Even occultists were fascinated by the moon’s journeys. Man Ray’s interpretation of the first moon landings appears at first glance to have a misguided record. But Russo said: “If you think about it, right after we got to the moon with a hurricane, it looked like a hurricane.”.”
Nowhere is the marriage of art and science more evident than in a gallery’s temporary exhibition, The Rise of Rauschenberg: Reclaiming the Art of Flight. Featuring 30 works by the famous pop artist Robert Rauschenberg – many of which have never been exhibited before – this exhibition is an extensive exploration of his deep, almost mesmerizing interest in everything that flies.
When asked what work of art, other than his own, he wished he had created, Rauschenberg once replied: “I wish I could have been there to help the Wright brothers express their ideas about art.” flying bikes.”
He fostered a close, cooperative relationship with Dean, who gave him NASA equipment and visited his studio. In a 1969 letter shown in the exhibition, Dean wrote to Rauschenberg, whom he affectionately called “Bob”, and praised the new perspective on his work: “Everything was beautiful.
Rauschenberg’s creations were complex, meditative journeys. In the Trust Zone, a piece of it Stoned Moon seriesRauschenberg depicts a modern aerial photograph with a map of Cape Canaveral and fragile structures, the first of the Wright brothers’ flyers.
Russo points to Rauschenberg’s use of discarded aircraft materials and his preference for abstract maps. The piece using bicycle wheels pays direct homage to the Wright brothers, who were bicycle designers before they became aviators. Even the cardboard storage boxes that once contained turkeys were transformed by Rauschenberg into flying birds.
In Star QuartersRauschenberg restores the night sky not with the ancients of mythology but with the giants of American culture. The winged horse Pegasus is comically dressed in real airplane wings, while the constellation Hercules is represented by boxer Muhammad Ali. When the artist depicts the Gemini twins, he places them in the exact order of the stars in the sky, proving that his “hodgepodge” art was, rooted in deep research, quantifiable.

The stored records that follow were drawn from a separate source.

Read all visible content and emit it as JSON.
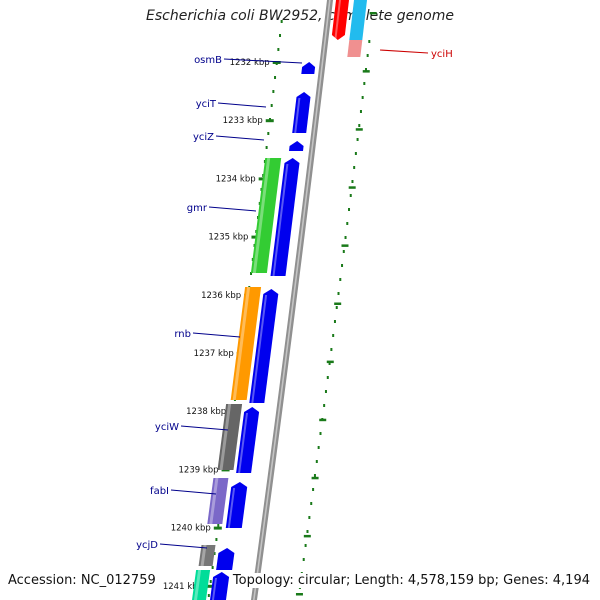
{
  "title": "Escherichia coli BW2952, complete genome",
  "footer": {
    "accession": "Accession: NC_012759",
    "topology": "Topology: circular; Length: 4,578,159 bp; Genes: 4,194"
  },
  "colors": {
    "backbone": "#909090",
    "forward_strand": "#0000ee",
    "tick": "#1a7a1a",
    "gene_label": "#00008b",
    "reverse_label": "#cc0000"
  },
  "kbp_labels": [
    "1232 kbp",
    "1233 kbp",
    "1234 kbp",
    "1235 kbp",
    "1236 kbp",
    "1237 kbp",
    "1238 kbp",
    "1239 kbp",
    "1240 kbp",
    "1241 kbp"
  ],
  "gene_labels": [
    "osmB",
    "yciT",
    "yciZ",
    "gmr",
    "rnb",
    "yciW",
    "fabI",
    "ycjD"
  ],
  "reverse_gene_labels": [
    "yciH"
  ],
  "features": {
    "gene_colors": {
      "gmr": "#33cc33",
      "rnb": "#ff9900",
      "yciW": "#666666",
      "fabI": "#7b68c8",
      "ycjD": "#777777",
      "next": "#00dd99",
      "yciH": "#ff0000",
      "yciH_companion": "#22bbee"
    }
  }
}
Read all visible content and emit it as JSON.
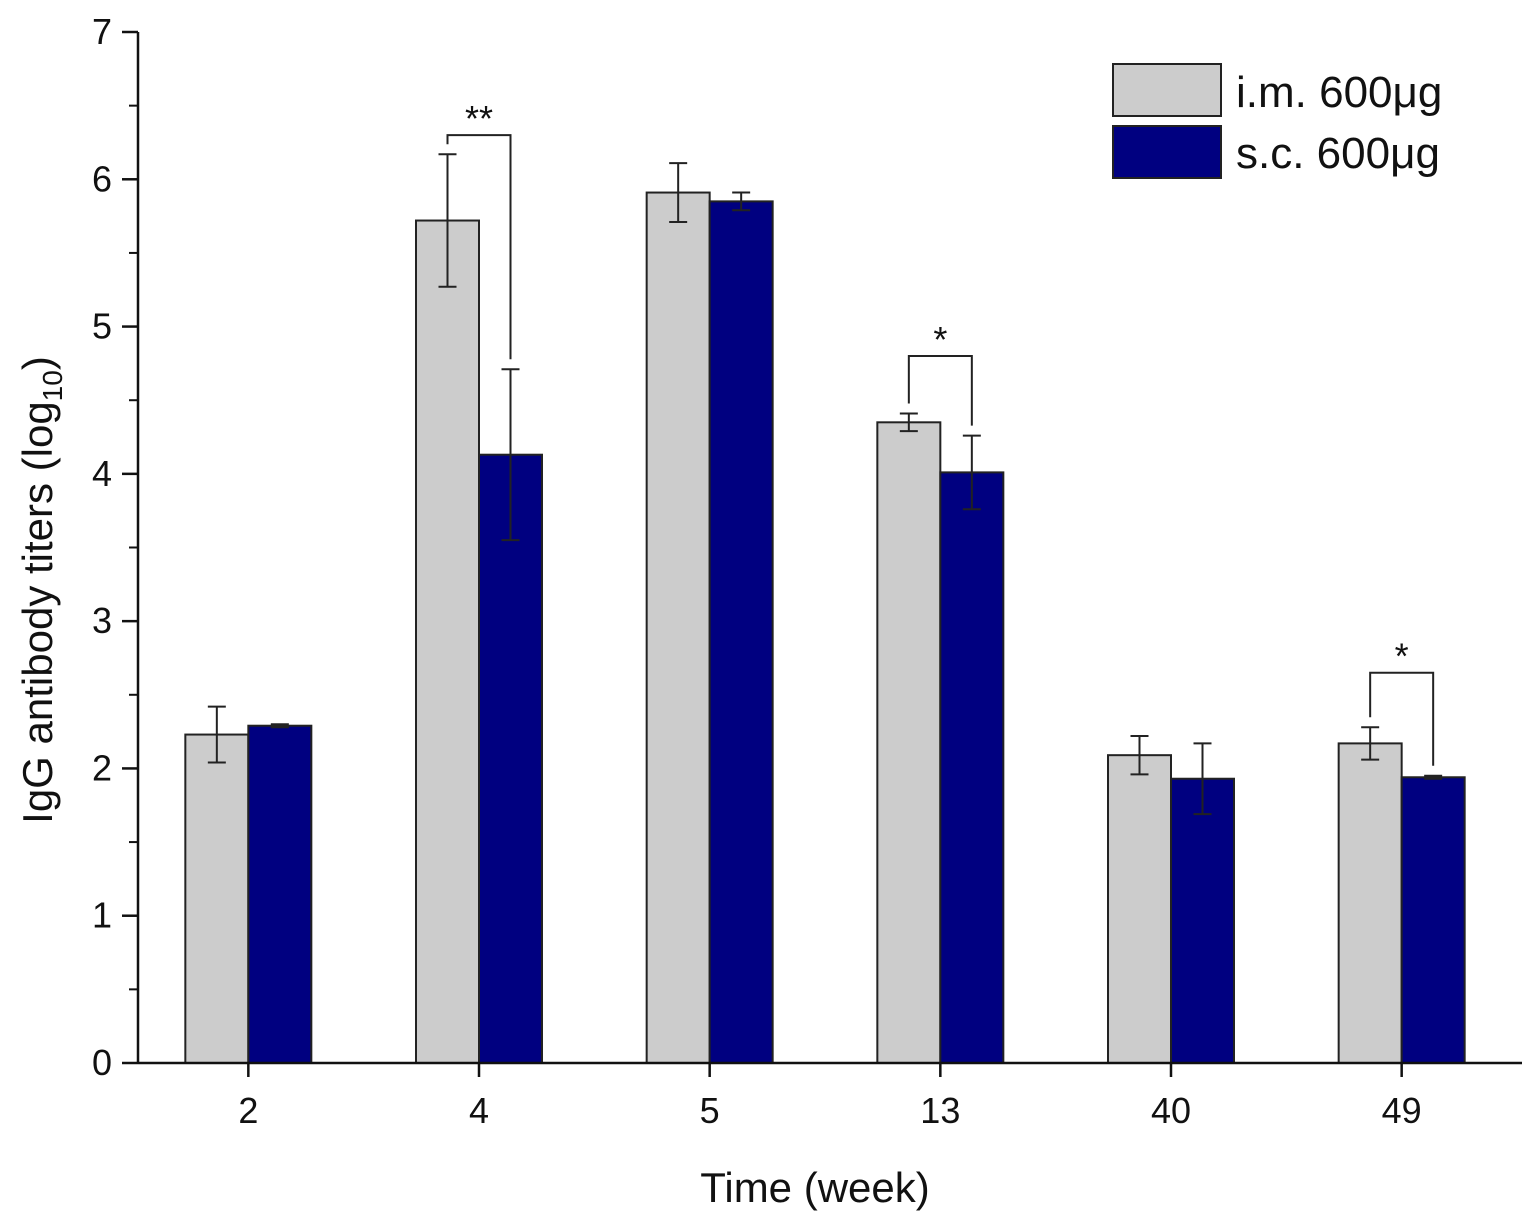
{
  "chart_data": {
    "type": "bar",
    "title": "",
    "xlabel": "Time (week)",
    "ylabel_main": "IgG antibody titers (log",
    "ylabel_sub": "10",
    "ylabel_close": ")",
    "ylim": [
      0,
      7
    ],
    "yticks": [
      "0",
      "1",
      "2",
      "3",
      "4",
      "5",
      "6",
      "7"
    ],
    "categories": [
      "2",
      "4",
      "5",
      "13",
      "40",
      "49"
    ],
    "legend_position": "top-right",
    "series": [
      {
        "name": "i.m. 600μg",
        "color": "#cccccc",
        "values": [
          2.23,
          5.72,
          5.91,
          4.35,
          2.09,
          2.17
        ],
        "errors": [
          0.19,
          0.45,
          0.2,
          0.06,
          0.13,
          0.11
        ]
      },
      {
        "name": "s.c. 600μg",
        "color": "#000080",
        "values": [
          2.29,
          4.13,
          5.85,
          4.01,
          1.93,
          1.94
        ],
        "errors": [
          0.01,
          0.58,
          0.06,
          0.25,
          0.24,
          0.01
        ]
      }
    ],
    "significance": [
      {
        "category": "4",
        "label": "**",
        "bracket_y": 6.3
      },
      {
        "category": "13",
        "label": "*",
        "bracket_y": 4.8
      },
      {
        "category": "49",
        "label": "*",
        "bracket_y": 2.65
      }
    ]
  }
}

Yet perhaps Rauschenberg’s most remarkable painting on display is not a large canvas but one that resembles a portrait. It is a small piece of ceramic known as Moon Museum. Designed by sculptor Forrest Myers, these small tiles contain miniature paintings by famous artists of the time: Rauschenberg, David Novros, John Chamberlain, Claes Oldenburg, Andy Warhol and Myers himself.
Rauschenberg’s contribution was a single straight pencil line. Russo said: “What does that line mean?” From now to eternity.
In 1969, another copy of the small tile was said to have been included with the lunar module of Apollo 12. It remains on the surface of the moon to this day – stored there, as Rauschenberg said, “for future access”. It is the smallest, and most distant, piece he has ever made.